Pape Samba Sow dit Zoumba est une sorte de papa général pour nombre d’artistes de Saint-Louis. Il joue en ce moment, seul, un spectacle qu’il va bientôt emmener en Mauritanie, à Dakar et en France. Mama Sadio a une voix exceptionnelle. Rama Sarr danse à l’Ecole des Sables, le Centre de Germaine Akony. Rama et Seydou répètent ensemble un spectacle de danse que l’Institut Culturel leur a commandé. Patricia a vécu et joué en France pendant plusieurs années. A travaillé avec Philippe Adrien.

Traduction de phrases du texte en wolof. Lecture de la pièce pendant que Papythio et l’équipe technique installent le dispositif scénographique. Les acteurs et les danseurs de Saint-Louis écoutent avec une grande attention.

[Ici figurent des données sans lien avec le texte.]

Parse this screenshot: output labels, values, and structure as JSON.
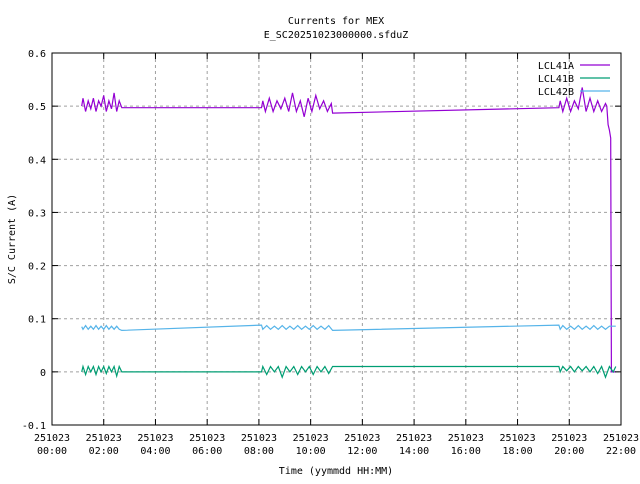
{
  "chart_data": {
    "type": "line",
    "title": "Currents for MEX",
    "subtitle": "E_SC20251023000000.sfduZ",
    "xlabel": "Time (yymmdd HH:MM)",
    "ylabel": "S/C Current (A)",
    "xlim": [
      0,
      22
    ],
    "ylim": [
      -0.1,
      0.6
    ],
    "grid": true,
    "legend_position": "top-right",
    "x_ticks": [
      {
        "hour": 0,
        "date": "251023",
        "time": "00:00"
      },
      {
        "hour": 2,
        "date": "251023",
        "time": "02:00"
      },
      {
        "hour": 4,
        "date": "251023",
        "time": "04:00"
      },
      {
        "hour": 6,
        "date": "251023",
        "time": "06:00"
      },
      {
        "hour": 8,
        "date": "251023",
        "time": "08:00"
      },
      {
        "hour": 10,
        "date": "251023",
        "time": "10:00"
      },
      {
        "hour": 12,
        "date": "251023",
        "time": "12:00"
      },
      {
        "hour": 14,
        "date": "251023",
        "time": "14:00"
      },
      {
        "hour": 16,
        "date": "251023",
        "time": "16:00"
      },
      {
        "hour": 18,
        "date": "251023",
        "time": "18:00"
      },
      {
        "hour": 20,
        "date": "251023",
        "time": "20:00"
      },
      {
        "hour": 22,
        "date": "251023",
        "time": "22:00"
      }
    ],
    "y_ticks": [
      "-0.1",
      "0",
      "0.1",
      "0.2",
      "0.3",
      "0.4",
      "0.5",
      "0.6"
    ],
    "series": [
      {
        "name": "LCL41A",
        "color": "#9400d3",
        "points": [
          [
            1.15,
            0.5
          ],
          [
            1.2,
            0.515
          ],
          [
            1.3,
            0.49
          ],
          [
            1.4,
            0.51
          ],
          [
            1.5,
            0.495
          ],
          [
            1.6,
            0.515
          ],
          [
            1.7,
            0.49
          ],
          [
            1.8,
            0.51
          ],
          [
            1.9,
            0.5
          ],
          [
            2.0,
            0.52
          ],
          [
            2.1,
            0.49
          ],
          [
            2.2,
            0.51
          ],
          [
            2.3,
            0.495
          ],
          [
            2.4,
            0.525
          ],
          [
            2.5,
            0.49
          ],
          [
            2.6,
            0.51
          ],
          [
            2.7,
            0.497
          ],
          [
            8.1,
            0.497
          ],
          [
            8.15,
            0.51
          ],
          [
            8.25,
            0.49
          ],
          [
            8.4,
            0.515
          ],
          [
            8.55,
            0.49
          ],
          [
            8.7,
            0.51
          ],
          [
            8.85,
            0.495
          ],
          [
            9.0,
            0.515
          ],
          [
            9.15,
            0.49
          ],
          [
            9.3,
            0.525
          ],
          [
            9.45,
            0.49
          ],
          [
            9.6,
            0.51
          ],
          [
            9.75,
            0.48
          ],
          [
            9.9,
            0.515
          ],
          [
            10.05,
            0.49
          ],
          [
            10.2,
            0.52
          ],
          [
            10.35,
            0.495
          ],
          [
            10.5,
            0.51
          ],
          [
            10.65,
            0.49
          ],
          [
            10.8,
            0.505
          ],
          [
            10.85,
            0.487
          ],
          [
            19.6,
            0.497
          ],
          [
            19.65,
            0.51
          ],
          [
            19.75,
            0.49
          ],
          [
            19.9,
            0.515
          ],
          [
            20.05,
            0.49
          ],
          [
            20.2,
            0.51
          ],
          [
            20.35,
            0.495
          ],
          [
            20.5,
            0.535
          ],
          [
            20.65,
            0.49
          ],
          [
            20.8,
            0.515
          ],
          [
            20.95,
            0.49
          ],
          [
            21.1,
            0.51
          ],
          [
            21.25,
            0.49
          ],
          [
            21.4,
            0.505
          ],
          [
            21.45,
            0.5
          ],
          [
            21.5,
            0.465
          ],
          [
            21.55,
            0.455
          ],
          [
            21.6,
            0.44
          ],
          [
            21.63,
            0.0
          ],
          [
            21.8,
            0.0
          ]
        ]
      },
      {
        "name": "LCL41B",
        "color": "#009e73",
        "points": [
          [
            1.15,
            0.0
          ],
          [
            1.2,
            0.01
          ],
          [
            1.3,
            -0.005
          ],
          [
            1.4,
            0.01
          ],
          [
            1.5,
            0.0
          ],
          [
            1.6,
            0.01
          ],
          [
            1.7,
            -0.005
          ],
          [
            1.8,
            0.01
          ],
          [
            1.9,
            0.0
          ],
          [
            2.0,
            0.01
          ],
          [
            2.1,
            -0.003
          ],
          [
            2.2,
            0.01
          ],
          [
            2.3,
            0.0
          ],
          [
            2.4,
            0.01
          ],
          [
            2.5,
            -0.008
          ],
          [
            2.6,
            0.01
          ],
          [
            2.7,
            0.0
          ],
          [
            8.1,
            0.0
          ],
          [
            8.15,
            0.01
          ],
          [
            8.3,
            -0.005
          ],
          [
            8.45,
            0.01
          ],
          [
            8.6,
            0.0
          ],
          [
            8.75,
            0.01
          ],
          [
            8.9,
            -0.01
          ],
          [
            9.05,
            0.01
          ],
          [
            9.2,
            0.0
          ],
          [
            9.35,
            0.01
          ],
          [
            9.5,
            -0.005
          ],
          [
            9.65,
            0.01
          ],
          [
            9.8,
            0.0
          ],
          [
            9.95,
            0.01
          ],
          [
            10.1,
            -0.005
          ],
          [
            10.25,
            0.01
          ],
          [
            10.4,
            0.0
          ],
          [
            10.55,
            0.01
          ],
          [
            10.7,
            -0.003
          ],
          [
            10.85,
            0.01
          ],
          [
            19.6,
            0.01
          ],
          [
            19.65,
            0.0
          ],
          [
            19.75,
            0.01
          ],
          [
            19.9,
            0.002
          ],
          [
            20.05,
            0.01
          ],
          [
            20.2,
            0.0
          ],
          [
            20.35,
            0.01
          ],
          [
            20.5,
            0.002
          ],
          [
            20.65,
            0.01
          ],
          [
            20.8,
            0.0
          ],
          [
            20.95,
            0.01
          ],
          [
            21.1,
            -0.003
          ],
          [
            21.25,
            0.01
          ],
          [
            21.4,
            -0.01
          ],
          [
            21.55,
            0.01
          ],
          [
            21.7,
            0.0
          ],
          [
            21.8,
            0.01
          ]
        ]
      },
      {
        "name": "LCL42B",
        "color": "#56b4e9",
        "points": [
          [
            1.15,
            0.085
          ],
          [
            1.2,
            0.08
          ],
          [
            1.3,
            0.087
          ],
          [
            1.4,
            0.08
          ],
          [
            1.5,
            0.086
          ],
          [
            1.6,
            0.08
          ],
          [
            1.7,
            0.087
          ],
          [
            1.8,
            0.08
          ],
          [
            1.9,
            0.086
          ],
          [
            2.0,
            0.08
          ],
          [
            2.1,
            0.087
          ],
          [
            2.2,
            0.08
          ],
          [
            2.3,
            0.086
          ],
          [
            2.4,
            0.08
          ],
          [
            2.5,
            0.086
          ],
          [
            2.6,
            0.08
          ],
          [
            2.7,
            0.078
          ],
          [
            8.1,
            0.088
          ],
          [
            8.15,
            0.08
          ],
          [
            8.3,
            0.087
          ],
          [
            8.45,
            0.08
          ],
          [
            8.6,
            0.086
          ],
          [
            8.75,
            0.08
          ],
          [
            8.9,
            0.087
          ],
          [
            9.05,
            0.08
          ],
          [
            9.2,
            0.086
          ],
          [
            9.35,
            0.08
          ],
          [
            9.5,
            0.087
          ],
          [
            9.65,
            0.08
          ],
          [
            9.8,
            0.086
          ],
          [
            9.95,
            0.08
          ],
          [
            10.1,
            0.087
          ],
          [
            10.25,
            0.08
          ],
          [
            10.4,
            0.086
          ],
          [
            10.55,
            0.08
          ],
          [
            10.7,
            0.087
          ],
          [
            10.85,
            0.078
          ],
          [
            19.6,
            0.088
          ],
          [
            19.65,
            0.08
          ],
          [
            19.75,
            0.087
          ],
          [
            19.9,
            0.08
          ],
          [
            20.05,
            0.086
          ],
          [
            20.2,
            0.08
          ],
          [
            20.35,
            0.087
          ],
          [
            20.5,
            0.08
          ],
          [
            20.65,
            0.086
          ],
          [
            20.8,
            0.08
          ],
          [
            20.95,
            0.087
          ],
          [
            21.1,
            0.08
          ],
          [
            21.25,
            0.086
          ],
          [
            21.4,
            0.08
          ],
          [
            21.55,
            0.086
          ],
          [
            21.8,
            0.086
          ]
        ]
      }
    ]
  }
}
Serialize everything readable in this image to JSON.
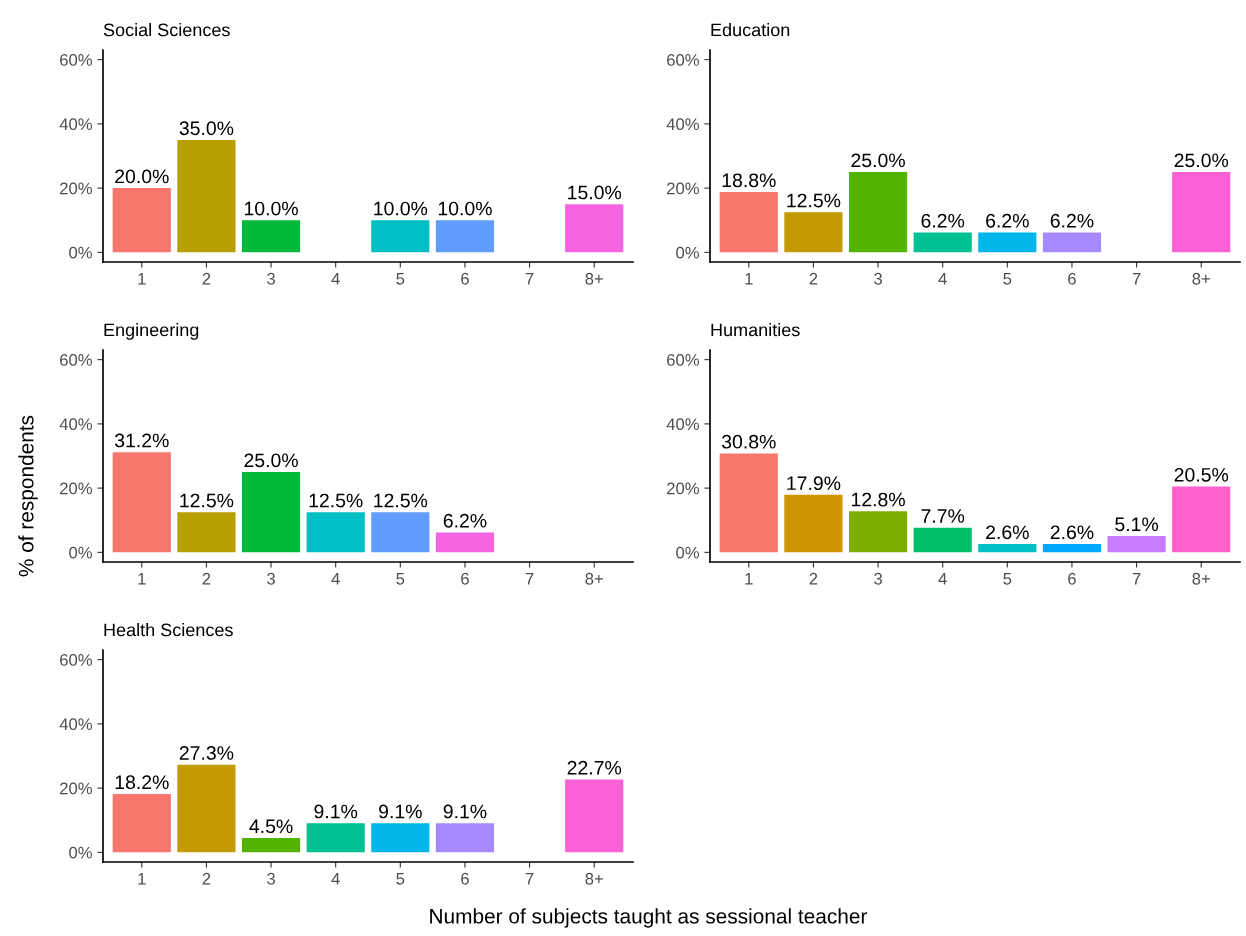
{
  "chart_data": [
    {
      "type": "bar",
      "title": "Social Sciences",
      "categories": [
        "1",
        "2",
        "3",
        "4",
        "5",
        "6",
        "7",
        "8+"
      ],
      "values": [
        20.0,
        35.0,
        10.0,
        null,
        10.0,
        10.0,
        null,
        15.0
      ],
      "colors": [
        "#F8766D",
        "#B79F00",
        "#00BA38",
        null,
        "#00BFC4",
        "#619CFF",
        null,
        "#F564E3"
      ],
      "value_labels": [
        "20.0%",
        "35.0%",
        "10.0%",
        null,
        "10.0%",
        "10.0%",
        null,
        "15.0%"
      ],
      "ylim": [
        -3,
        63
      ],
      "yticks": [
        {
          "value": 0,
          "label": "0%"
        },
        {
          "value": 20,
          "label": "20%"
        },
        {
          "value": 40,
          "label": "40%"
        },
        {
          "value": 60,
          "label": "60%"
        }
      ],
      "grid": false
    },
    {
      "type": "bar",
      "title": "Education",
      "categories": [
        "1",
        "2",
        "3",
        "4",
        "5",
        "6",
        "7",
        "8+"
      ],
      "values": [
        18.8,
        12.5,
        25.0,
        6.2,
        6.2,
        6.2,
        null,
        25.0
      ],
      "colors": [
        "#F8766D",
        "#C49A00",
        "#53B400",
        "#00C094",
        "#00B6EB",
        "#A58AFF",
        null,
        "#FB61D7"
      ],
      "value_labels": [
        "18.8%",
        "12.5%",
        "25.0%",
        "6.2%",
        "6.2%",
        "6.2%",
        null,
        "25.0%"
      ],
      "ylim": [
        -3,
        63
      ],
      "yticks": [
        {
          "value": 0,
          "label": "0%"
        },
        {
          "value": 20,
          "label": "20%"
        },
        {
          "value": 40,
          "label": "40%"
        },
        {
          "value": 60,
          "label": "60%"
        }
      ],
      "grid": false
    },
    {
      "type": "bar",
      "title": "Engineering",
      "ylabel": "% of respondents",
      "categories": [
        "1",
        "2",
        "3",
        "4",
        "5",
        "6",
        "7",
        "8+"
      ],
      "values": [
        31.2,
        12.5,
        25.0,
        12.5,
        12.5,
        6.2,
        null,
        null
      ],
      "colors": [
        "#F8766D",
        "#B79F00",
        "#00BA38",
        "#00BFC4",
        "#619CFF",
        "#F564E3",
        null,
        null
      ],
      "value_labels": [
        "31.2%",
        "12.5%",
        "25.0%",
        "12.5%",
        "12.5%",
        "6.2%",
        null,
        null
      ],
      "ylim": [
        -3,
        63
      ],
      "yticks": [
        {
          "value": 0,
          "label": "0%"
        },
        {
          "value": 20,
          "label": "20%"
        },
        {
          "value": 40,
          "label": "40%"
        },
        {
          "value": 60,
          "label": "60%"
        }
      ],
      "grid": false
    },
    {
      "type": "bar",
      "title": "Humanities",
      "categories": [
        "1",
        "2",
        "3",
        "4",
        "5",
        "6",
        "7",
        "8+"
      ],
      "values": [
        30.8,
        17.9,
        12.8,
        7.7,
        2.6,
        2.6,
        5.1,
        20.5
      ],
      "colors": [
        "#F8766D",
        "#CD9600",
        "#7CAE00",
        "#00BE67",
        "#00BFC4",
        "#00A9FF",
        "#C77CFF",
        "#FF61CC"
      ],
      "value_labels": [
        "30.8%",
        "17.9%",
        "12.8%",
        "7.7%",
        "2.6%",
        "2.6%",
        "5.1%",
        "20.5%"
      ],
      "ylim": [
        -3,
        63
      ],
      "yticks": [
        {
          "value": 0,
          "label": "0%"
        },
        {
          "value": 20,
          "label": "20%"
        },
        {
          "value": 40,
          "label": "40%"
        },
        {
          "value": 60,
          "label": "60%"
        }
      ],
      "grid": false
    },
    {
      "type": "bar",
      "title": "Health Sciences",
      "xlabel": "Number of subjects taught as sessional teacher",
      "categories": [
        "1",
        "2",
        "3",
        "4",
        "5",
        "6",
        "7",
        "8+"
      ],
      "values": [
        18.2,
        27.3,
        4.5,
        9.1,
        9.1,
        9.1,
        null,
        22.7
      ],
      "colors": [
        "#F8766D",
        "#C49A00",
        "#53B400",
        "#00C094",
        "#00B6EB",
        "#A58AFF",
        null,
        "#FB61D7"
      ],
      "value_labels": [
        "18.2%",
        "27.3%",
        "4.5%",
        "9.1%",
        "9.1%",
        "9.1%",
        null,
        "22.7%"
      ],
      "ylim": [
        -3,
        63
      ],
      "yticks": [
        {
          "value": 0,
          "label": "0%"
        },
        {
          "value": 20,
          "label": "20%"
        },
        {
          "value": 40,
          "label": "40%"
        },
        {
          "value": 60,
          "label": "60%"
        }
      ],
      "grid": false
    }
  ]
}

Après-midi. Répétition sur le plateau. Répétition du chant que propose Mama Sadio. Très beau. Damien dirige la répétition.

Je passe un moment avec Didier Moniotte. Nous parlons du rapport entre Noirs et Blancs. Nous parlons de la douleur qui habite ce rapport.

Le mot douleur c’est lui qui l’emploie. Il parle de cette douleur avec intensité. Il l’a ressentie, y a beaucoup réfléchi. Je pense au film de Raymond Depardon sur l’Afrique : Comment ça va avec la douleur ?

Il me dit : « A un moment ou à un autre dans un poste comme le mien on pète les plombs. »

Dans la rue, deux types se tournent autour ; tout droit sortis d’une pièce de B.M. Koltès.

Dans la soirée, après la répétition, nous sommes raptés par Zoumba. Il nous emmène chez lui. Sa femme nous prépare du bœuf. Zoumba nous installe dans des canapés. Les acteurs, épuisés, s’endorment tous.

Deux heures plus tard, dans un coin de la cour, dans son salon de plein air, nous mangeons avec grand appétit le bœuf succulent préparé par Madame Samba Sow. Nous piochons avec les doigts dans l’immense bassine. Bonne humeur générale. Ablaye Diouf dit Gros Bébé nous prépare du thé. Au cœur de la nuit, la troupe celto-congolaise boit lentement du thé africain en regardant les étoiles.